# Car alarm horn sounding off



## Tracz23 (Sep 3, 2009)

Hello, 2001 Nissan Sentra SE 2.0L 

Last week my sentra door locks started locking and unlocking numerous times.. and then while my car was parked and key out.. the car alarm horn started./.. :wtf: _(possible ignition probs? )_I put the key in the ignition and it didnt quit the horn, and turned it and still didn't. So i pulled the horn fuse and it stopped.. 10 mins later the horn went off again, only muffled .. so I looked at the fuses and saw Horn2 10A fuse.. so i pulled that one and the alarm stopped. Then... I was in the drive thru yesterday and the car just quit... I wasnt overheating .. I started it back up and it was fine. The cd player time went to 12:00... Now .. when the whole horn thing happened days before we did also remove the cable fromthe battery and then put it back on to get the horn to stop before pulling the fuse.. We tightened the cable today.. after what happened yesterday in the drive thru.. I am wondering if after us tightening the battery cable on, this happens again with my car shutting off.. what else could be the problem? 
I am hoping you say it was the battery causing the car to just turn off while idle. ** note this is the first time the alarm ever went off.. and also the first time the car ever turned off on its own. *** 

Owned it for year and a half


----------



## Jopet (Aug 10, 2009)

Have your alarm system checked. Had a friend with the same problem a while back. Hard headed fool would not have it checked. He kept on driving while the alarm was blaring away shutting or turning off the horn will not solve this. You just silenced the still active alarm which is, most probably, why the car shut down on you.


----------



## Tracz23 (Sep 3, 2009)

Yea but.. It doesnt make sense it shut down while i was idle in drive ... and just now when i went to check the car. it wouldnt start.. no power at all.. the cd player time was flashing off an on, and when i hit cd, that was off and on like someone was turning the power off and on.. and then i turned the key again and it started fine;. its as if the power isnt making a full connection.. I do have corrosion happening on the posts.. im going to do a full on clean of the posts..


----------



## PbLead (Aug 8, 2009)

Sounds like corrosion on the battery cables.
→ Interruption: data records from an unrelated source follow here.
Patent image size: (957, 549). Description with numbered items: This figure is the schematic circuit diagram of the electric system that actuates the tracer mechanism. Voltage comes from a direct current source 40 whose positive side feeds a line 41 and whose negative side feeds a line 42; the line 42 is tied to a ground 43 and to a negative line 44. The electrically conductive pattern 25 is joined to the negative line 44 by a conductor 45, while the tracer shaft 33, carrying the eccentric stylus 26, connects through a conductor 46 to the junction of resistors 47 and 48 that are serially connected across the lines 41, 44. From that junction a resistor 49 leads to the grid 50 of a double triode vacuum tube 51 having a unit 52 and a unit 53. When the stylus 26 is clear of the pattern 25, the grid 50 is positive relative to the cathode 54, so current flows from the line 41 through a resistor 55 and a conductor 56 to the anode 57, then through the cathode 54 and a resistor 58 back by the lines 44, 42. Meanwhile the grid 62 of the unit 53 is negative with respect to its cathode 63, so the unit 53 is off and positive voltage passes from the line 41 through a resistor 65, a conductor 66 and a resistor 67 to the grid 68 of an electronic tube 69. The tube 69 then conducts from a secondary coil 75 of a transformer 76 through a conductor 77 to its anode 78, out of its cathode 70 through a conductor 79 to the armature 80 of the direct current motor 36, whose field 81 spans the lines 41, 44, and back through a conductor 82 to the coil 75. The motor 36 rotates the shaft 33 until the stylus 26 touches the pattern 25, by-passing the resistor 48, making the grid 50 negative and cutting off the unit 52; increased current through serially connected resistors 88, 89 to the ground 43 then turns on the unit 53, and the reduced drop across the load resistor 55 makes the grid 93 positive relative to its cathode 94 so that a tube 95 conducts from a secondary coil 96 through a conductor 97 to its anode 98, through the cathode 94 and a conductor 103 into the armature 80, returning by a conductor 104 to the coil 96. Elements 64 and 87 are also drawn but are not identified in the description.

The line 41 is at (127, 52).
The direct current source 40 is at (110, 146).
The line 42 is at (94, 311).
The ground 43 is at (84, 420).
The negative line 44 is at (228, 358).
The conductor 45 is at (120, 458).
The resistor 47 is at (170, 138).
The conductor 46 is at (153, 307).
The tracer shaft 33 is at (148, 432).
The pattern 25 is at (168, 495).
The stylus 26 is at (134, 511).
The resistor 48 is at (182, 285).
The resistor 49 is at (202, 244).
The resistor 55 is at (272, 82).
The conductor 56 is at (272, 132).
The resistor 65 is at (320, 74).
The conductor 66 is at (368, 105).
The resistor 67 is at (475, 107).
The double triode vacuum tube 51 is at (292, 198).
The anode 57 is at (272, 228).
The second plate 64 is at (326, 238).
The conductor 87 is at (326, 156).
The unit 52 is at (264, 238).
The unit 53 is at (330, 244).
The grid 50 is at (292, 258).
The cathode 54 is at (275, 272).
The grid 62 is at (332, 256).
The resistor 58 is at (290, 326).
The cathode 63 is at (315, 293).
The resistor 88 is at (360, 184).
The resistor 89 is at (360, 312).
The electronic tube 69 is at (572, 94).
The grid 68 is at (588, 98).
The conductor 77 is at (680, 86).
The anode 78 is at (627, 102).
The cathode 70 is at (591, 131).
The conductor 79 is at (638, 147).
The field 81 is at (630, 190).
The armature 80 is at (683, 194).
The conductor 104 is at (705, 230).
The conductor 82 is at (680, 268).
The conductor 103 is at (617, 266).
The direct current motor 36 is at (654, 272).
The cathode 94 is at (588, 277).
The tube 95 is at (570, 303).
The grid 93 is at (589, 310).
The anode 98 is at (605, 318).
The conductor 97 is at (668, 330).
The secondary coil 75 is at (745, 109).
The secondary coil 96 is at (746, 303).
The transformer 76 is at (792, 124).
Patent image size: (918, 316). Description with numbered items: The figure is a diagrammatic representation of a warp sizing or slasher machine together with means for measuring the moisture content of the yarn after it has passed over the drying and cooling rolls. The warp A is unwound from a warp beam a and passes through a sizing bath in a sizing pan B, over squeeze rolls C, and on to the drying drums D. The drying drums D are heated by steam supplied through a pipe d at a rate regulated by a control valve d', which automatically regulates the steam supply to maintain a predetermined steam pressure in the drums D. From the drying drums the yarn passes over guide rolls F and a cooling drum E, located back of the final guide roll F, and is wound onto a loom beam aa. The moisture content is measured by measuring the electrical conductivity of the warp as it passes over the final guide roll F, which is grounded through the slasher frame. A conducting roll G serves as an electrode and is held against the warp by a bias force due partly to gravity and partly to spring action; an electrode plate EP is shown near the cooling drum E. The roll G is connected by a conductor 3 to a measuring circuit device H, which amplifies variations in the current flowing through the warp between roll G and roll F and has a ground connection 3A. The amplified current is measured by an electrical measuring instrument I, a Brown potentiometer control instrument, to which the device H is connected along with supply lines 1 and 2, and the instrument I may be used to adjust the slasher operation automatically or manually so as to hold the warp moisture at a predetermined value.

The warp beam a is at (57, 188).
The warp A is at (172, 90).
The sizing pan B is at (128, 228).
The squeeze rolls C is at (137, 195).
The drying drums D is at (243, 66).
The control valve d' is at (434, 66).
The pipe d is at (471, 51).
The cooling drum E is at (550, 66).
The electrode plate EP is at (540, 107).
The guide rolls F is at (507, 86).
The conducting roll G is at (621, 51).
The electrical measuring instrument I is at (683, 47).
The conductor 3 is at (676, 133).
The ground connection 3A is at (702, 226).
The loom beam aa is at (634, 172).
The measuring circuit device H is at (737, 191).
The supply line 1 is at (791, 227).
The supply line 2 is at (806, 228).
The negative clamps on those cables are especially weak. You may not see the corrosion but it's probably there, enough to make a difference. Also if you can grab the terminal and turn it with any reasonable force it's loose.


----------



## vrefron (Dec 18, 2007)

Sounds like a battery issue to me. The best clue is that the clock went to 12:00. This means the car totally lost electrical power. Bad battery, corroded cables, etc.

----------------
Now playing: Texas - Beliefs
via FoxyTunes


----------



## Oldnissanguy (Jan 6, 2005)

The terminals are very thin material. You need to keep and eye on them. I've had to replace (make) one for mine already so I now spray them with battery terminal protectant often.


----------



## HitDroad (Oct 23, 2010)

Hi all new here, so far a very good forum full of info.
My alarms light is on all the time and it quit sound when armed and disarm, any help is apresiate
thanks Juan


----------